Image Credit: NASA

Large global wind systems are created by the uneven heating of the Earth’s surface. These global wind systems, in turn, drive the oceans’ surface currents. To understand how global winds form and drive the major ocean currents, you need to know that wind is the basically the movement of air from an area of high pressure to an area of low pressure. Pressure is force per unit area, and air pressure is simply the weight (force) of the column of air above a particular location, per unit area. Air pressure therefore depends on elevation or altitude (higher up means less air above), the average temperature of the air above the particular location (hot air is lighter than cold air), and what the air's composition is. For example, air with a large amount of water vapor is less dense than dry air because the water molecule has less mass than either an individual nitrogen or oxygen molecule. Also as elevation or altitude increases, air becomes less dense.

Unequal heating of the Earth’s surface also forms large global wind patterns. In area near the equator, the sun is almost directly overhead for most of the year. Warm air rises at the equator and moves toward the poles. At the poles, the cooler air sinks and moves back toward the equator. However, it is not this simple. Global winds do not move directly from north to south or south to north because the Earth rotates. All winds in the Northern Hemisphere appear to curve to right as they move. In the southern hemisphere, winds appear to curve to the left. This is known as the Coriolis effect, which is the apparent shift in the path of any fluid or object moving about the surface of the Earth due to the rotation of the Earth.

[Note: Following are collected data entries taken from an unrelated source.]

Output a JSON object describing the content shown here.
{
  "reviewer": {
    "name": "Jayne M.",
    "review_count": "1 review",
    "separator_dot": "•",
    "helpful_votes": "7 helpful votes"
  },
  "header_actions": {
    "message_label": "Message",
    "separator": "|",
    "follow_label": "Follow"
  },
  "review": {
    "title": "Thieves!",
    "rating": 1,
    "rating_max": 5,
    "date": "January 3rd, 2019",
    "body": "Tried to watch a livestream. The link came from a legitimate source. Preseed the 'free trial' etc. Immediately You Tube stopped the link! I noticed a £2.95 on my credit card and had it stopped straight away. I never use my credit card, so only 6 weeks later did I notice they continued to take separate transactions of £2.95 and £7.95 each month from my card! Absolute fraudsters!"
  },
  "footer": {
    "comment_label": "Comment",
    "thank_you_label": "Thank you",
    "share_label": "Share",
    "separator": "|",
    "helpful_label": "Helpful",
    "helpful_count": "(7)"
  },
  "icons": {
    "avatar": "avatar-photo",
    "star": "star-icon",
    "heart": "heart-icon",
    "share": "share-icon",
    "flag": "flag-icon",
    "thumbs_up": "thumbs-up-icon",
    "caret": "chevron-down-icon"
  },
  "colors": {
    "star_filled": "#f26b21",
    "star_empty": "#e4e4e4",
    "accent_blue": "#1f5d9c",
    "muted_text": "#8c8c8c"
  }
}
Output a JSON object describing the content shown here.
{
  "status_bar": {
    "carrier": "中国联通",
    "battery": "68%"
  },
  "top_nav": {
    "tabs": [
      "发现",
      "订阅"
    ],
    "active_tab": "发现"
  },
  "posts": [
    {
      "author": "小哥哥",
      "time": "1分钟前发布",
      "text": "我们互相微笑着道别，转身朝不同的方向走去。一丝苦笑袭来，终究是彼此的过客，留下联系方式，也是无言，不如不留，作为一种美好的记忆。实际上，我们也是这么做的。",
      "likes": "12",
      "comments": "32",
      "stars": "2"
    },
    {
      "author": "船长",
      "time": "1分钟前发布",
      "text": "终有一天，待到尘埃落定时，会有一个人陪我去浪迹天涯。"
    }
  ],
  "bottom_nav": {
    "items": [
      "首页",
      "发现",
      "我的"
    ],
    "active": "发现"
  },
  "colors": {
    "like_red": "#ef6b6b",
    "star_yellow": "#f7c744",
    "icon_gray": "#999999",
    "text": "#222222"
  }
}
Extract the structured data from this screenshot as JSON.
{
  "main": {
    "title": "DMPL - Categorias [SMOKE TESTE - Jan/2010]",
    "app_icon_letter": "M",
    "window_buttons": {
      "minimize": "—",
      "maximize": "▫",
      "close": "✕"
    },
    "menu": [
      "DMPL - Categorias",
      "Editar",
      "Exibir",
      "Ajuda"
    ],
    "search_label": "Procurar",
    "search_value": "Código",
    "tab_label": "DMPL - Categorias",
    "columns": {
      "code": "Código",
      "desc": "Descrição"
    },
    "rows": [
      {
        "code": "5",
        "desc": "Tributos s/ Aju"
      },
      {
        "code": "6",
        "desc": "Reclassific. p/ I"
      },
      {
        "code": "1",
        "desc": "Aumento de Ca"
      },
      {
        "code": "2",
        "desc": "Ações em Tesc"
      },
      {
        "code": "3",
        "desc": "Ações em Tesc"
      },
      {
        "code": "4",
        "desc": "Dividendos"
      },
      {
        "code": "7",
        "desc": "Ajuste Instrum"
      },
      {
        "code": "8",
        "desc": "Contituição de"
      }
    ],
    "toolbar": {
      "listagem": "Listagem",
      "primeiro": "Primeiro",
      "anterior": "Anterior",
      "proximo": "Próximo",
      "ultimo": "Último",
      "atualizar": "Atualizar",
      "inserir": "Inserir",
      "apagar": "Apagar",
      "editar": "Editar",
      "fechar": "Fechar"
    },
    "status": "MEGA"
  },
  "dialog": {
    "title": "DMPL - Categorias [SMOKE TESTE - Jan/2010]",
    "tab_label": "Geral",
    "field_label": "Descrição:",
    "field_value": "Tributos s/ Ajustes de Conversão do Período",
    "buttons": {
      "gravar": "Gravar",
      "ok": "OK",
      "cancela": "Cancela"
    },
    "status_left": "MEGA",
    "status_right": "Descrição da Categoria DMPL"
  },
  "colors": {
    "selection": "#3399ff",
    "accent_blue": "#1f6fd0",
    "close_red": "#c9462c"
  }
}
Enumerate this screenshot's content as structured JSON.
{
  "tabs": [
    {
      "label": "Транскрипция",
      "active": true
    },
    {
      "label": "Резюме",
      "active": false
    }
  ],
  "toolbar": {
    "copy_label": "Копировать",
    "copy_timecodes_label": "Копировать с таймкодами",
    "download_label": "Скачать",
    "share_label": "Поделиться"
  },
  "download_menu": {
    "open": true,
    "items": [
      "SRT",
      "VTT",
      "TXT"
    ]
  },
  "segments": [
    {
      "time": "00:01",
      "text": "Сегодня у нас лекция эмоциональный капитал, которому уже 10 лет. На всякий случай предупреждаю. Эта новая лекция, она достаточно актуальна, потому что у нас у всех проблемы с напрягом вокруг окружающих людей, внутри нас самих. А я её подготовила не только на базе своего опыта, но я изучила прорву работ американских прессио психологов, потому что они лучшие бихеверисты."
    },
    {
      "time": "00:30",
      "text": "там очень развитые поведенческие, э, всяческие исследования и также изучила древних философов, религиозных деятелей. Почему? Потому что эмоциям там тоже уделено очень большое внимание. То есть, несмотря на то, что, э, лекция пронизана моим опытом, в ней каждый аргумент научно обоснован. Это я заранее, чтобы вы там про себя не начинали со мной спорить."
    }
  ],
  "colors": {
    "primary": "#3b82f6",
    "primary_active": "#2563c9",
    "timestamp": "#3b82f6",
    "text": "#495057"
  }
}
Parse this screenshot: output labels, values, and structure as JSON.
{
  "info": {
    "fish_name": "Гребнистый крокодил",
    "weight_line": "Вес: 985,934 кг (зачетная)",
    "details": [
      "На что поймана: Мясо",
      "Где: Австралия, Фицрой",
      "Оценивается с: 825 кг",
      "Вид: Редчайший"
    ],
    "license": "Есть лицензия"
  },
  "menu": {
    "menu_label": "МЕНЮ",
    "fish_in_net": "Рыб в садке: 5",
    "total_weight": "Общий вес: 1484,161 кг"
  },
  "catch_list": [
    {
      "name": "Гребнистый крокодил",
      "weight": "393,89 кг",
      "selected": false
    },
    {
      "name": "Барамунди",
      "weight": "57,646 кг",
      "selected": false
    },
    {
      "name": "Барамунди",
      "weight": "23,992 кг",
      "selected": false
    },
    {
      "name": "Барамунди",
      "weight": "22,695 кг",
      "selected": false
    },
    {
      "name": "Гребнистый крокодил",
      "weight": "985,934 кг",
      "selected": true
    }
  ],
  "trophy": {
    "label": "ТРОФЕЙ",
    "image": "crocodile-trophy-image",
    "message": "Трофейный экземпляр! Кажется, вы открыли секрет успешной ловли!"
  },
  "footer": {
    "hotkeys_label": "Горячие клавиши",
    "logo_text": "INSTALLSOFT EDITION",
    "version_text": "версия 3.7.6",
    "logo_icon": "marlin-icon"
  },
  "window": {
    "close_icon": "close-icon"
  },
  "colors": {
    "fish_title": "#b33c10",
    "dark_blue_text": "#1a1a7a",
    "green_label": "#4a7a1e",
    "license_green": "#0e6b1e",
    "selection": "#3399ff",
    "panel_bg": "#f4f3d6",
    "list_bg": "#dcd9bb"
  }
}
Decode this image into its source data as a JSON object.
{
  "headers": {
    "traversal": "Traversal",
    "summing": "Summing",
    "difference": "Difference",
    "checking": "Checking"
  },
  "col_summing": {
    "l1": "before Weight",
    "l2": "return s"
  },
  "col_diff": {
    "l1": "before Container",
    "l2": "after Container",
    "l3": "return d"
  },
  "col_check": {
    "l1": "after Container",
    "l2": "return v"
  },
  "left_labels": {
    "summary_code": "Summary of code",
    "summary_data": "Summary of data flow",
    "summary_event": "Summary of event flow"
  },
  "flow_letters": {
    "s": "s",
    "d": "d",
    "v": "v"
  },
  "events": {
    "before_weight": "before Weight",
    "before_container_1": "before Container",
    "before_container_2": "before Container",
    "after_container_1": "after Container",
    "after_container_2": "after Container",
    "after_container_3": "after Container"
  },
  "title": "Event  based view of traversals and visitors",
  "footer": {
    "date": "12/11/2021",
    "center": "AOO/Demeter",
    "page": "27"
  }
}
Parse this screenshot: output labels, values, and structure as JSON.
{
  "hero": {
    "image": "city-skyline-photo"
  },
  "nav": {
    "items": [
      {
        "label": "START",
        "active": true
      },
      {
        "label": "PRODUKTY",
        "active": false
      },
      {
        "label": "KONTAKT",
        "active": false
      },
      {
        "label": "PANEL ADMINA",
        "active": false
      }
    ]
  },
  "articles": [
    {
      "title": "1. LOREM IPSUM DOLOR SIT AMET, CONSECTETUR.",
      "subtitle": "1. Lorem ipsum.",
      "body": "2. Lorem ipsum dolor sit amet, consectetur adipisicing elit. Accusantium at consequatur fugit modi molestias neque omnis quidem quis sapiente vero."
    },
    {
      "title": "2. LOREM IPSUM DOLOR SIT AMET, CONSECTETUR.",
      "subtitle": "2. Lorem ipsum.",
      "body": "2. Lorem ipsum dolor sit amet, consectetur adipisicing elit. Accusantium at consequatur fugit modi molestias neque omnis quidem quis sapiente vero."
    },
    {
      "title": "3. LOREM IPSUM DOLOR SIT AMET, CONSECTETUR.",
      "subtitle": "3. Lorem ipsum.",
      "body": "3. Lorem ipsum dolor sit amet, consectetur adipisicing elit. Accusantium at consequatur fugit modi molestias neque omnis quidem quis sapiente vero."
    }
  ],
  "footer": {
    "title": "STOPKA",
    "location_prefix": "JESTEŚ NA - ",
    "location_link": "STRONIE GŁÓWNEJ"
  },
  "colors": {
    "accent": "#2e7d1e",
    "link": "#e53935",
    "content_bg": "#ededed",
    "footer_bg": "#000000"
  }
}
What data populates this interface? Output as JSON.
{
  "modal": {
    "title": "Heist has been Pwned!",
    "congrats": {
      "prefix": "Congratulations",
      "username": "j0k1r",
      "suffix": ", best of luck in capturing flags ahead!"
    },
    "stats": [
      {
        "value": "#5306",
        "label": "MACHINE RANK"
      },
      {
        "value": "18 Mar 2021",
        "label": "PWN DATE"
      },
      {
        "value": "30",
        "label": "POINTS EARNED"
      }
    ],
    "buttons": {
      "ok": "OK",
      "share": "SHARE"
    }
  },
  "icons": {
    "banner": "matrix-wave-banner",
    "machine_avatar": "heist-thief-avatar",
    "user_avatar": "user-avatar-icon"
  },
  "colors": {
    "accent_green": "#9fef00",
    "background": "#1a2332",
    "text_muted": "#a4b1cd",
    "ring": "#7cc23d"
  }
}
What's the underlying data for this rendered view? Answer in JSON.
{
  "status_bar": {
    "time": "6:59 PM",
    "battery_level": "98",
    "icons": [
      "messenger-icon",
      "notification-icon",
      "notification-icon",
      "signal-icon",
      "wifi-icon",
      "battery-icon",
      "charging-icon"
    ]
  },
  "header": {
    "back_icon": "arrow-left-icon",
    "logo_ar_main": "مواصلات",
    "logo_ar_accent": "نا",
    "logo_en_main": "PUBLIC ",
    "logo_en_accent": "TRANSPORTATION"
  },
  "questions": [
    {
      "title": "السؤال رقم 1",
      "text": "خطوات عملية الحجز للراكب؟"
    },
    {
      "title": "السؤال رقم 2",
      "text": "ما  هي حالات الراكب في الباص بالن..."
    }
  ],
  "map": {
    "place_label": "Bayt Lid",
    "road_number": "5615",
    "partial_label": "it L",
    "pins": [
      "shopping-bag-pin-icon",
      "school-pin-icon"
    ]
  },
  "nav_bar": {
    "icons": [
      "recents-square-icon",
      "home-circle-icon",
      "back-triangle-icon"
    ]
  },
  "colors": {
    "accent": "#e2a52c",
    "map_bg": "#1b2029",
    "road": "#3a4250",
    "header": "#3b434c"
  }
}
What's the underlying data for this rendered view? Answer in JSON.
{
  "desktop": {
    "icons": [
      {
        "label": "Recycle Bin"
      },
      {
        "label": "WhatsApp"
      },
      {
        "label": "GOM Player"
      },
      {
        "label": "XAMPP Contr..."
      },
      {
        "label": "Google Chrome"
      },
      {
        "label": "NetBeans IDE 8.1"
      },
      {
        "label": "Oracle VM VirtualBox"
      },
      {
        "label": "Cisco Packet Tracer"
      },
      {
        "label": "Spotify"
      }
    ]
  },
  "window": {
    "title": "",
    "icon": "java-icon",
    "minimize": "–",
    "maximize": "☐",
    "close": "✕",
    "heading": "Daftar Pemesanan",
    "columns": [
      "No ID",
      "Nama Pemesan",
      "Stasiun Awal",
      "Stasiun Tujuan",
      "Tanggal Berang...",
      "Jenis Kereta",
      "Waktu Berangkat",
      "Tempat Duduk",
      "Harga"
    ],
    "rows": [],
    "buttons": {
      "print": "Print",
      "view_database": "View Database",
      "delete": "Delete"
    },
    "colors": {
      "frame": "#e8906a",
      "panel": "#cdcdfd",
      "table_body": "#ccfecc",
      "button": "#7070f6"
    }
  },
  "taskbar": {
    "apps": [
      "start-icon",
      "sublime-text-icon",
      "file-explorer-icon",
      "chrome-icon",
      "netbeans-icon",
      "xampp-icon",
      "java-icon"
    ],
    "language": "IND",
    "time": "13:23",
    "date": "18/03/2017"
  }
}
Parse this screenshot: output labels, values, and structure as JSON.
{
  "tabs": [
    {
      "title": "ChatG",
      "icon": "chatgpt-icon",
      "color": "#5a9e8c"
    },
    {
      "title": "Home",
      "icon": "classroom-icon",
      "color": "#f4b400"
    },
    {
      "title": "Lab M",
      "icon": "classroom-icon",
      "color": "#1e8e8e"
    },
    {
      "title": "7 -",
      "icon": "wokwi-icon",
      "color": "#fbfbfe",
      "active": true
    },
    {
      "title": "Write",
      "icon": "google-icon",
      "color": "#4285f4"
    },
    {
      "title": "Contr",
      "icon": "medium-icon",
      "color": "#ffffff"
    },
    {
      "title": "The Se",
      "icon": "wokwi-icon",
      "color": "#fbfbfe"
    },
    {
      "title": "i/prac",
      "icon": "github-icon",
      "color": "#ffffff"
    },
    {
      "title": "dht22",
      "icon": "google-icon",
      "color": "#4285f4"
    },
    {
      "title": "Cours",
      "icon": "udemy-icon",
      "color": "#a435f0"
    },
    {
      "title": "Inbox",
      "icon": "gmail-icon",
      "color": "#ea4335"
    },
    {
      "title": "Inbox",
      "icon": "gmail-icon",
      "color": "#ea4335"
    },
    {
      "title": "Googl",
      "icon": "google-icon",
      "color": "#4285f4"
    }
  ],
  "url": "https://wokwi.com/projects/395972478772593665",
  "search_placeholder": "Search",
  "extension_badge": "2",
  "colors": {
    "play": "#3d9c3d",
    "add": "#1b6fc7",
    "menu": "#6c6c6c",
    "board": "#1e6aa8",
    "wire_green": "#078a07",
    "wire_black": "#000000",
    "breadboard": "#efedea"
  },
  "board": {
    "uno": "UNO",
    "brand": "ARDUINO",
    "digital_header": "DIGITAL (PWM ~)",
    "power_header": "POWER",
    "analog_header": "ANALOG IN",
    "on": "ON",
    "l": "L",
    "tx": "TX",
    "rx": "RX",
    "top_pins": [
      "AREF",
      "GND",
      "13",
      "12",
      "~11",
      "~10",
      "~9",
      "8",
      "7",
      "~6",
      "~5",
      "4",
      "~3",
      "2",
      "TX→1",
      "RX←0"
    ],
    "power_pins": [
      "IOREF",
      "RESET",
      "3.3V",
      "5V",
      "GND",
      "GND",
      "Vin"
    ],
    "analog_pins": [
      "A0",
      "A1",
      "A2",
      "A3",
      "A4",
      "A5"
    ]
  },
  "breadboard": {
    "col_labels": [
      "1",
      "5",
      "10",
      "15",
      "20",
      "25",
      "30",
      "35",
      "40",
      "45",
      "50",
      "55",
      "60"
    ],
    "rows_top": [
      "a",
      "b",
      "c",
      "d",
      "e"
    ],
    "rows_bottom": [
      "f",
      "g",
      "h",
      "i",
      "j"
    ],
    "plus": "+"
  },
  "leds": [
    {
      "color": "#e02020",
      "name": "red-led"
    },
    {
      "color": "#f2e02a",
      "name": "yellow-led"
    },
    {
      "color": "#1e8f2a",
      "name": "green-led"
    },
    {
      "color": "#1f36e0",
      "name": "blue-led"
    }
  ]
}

Near the equator, the trade winds converge into a broad east to west area of light winds. The area is known as the doldrums because there are light winds. This belt of air around the equator receives much of the sun’s radiant energy. This area is known as the intertropical convergence zone (ITCZ), and is the area with the most active weather. The latitude where Earth’s mean annual surface temperature is highest is located at 10°N. As you learned the Northern Hemisphere has more landmass and is relatively warmer than the Southern Hemisphere. Also at the equator, warmer, moist air rises and produces a low-pressure area extending many kilometers north and south of the equator.

Trade Winds – About 30° north and south of the equator, the warm, moist air that rose vertically cools and begins to sink. Here the sky is clear. There are few clouds and little rainfall. Winds are calm. These are called the horse latitudes, because when food ran out, sailors had to throw horses overboard. Deserts, such as the Sahara in Africa, are also common at 30°N and 30°S. At the horse latitudes some of the sinking air travels back toward the equator. The air moving back toward the equator forms warm, steady winds, known as the trade winds.

The rising air at the equatorial regions and the sinking air at about 30°N and 30°S form huge convection current, known as a Hadley cell for the English meteorologist who first proposed their existence to explain the trade winds.

Prevailing Westerlies – Some of the cool, sinking air continues to move toward the North and South. These winds are called the westerlies and are located between 40°to 60° latitude in both hemispheres.

Polar Easterlies – In both hemispheres, the westerlies start rising and cooling between 50° and 60° latitude as they approach the poles. They meet extremely cold air flowing toward the equator from the poles and form the polar easterlies.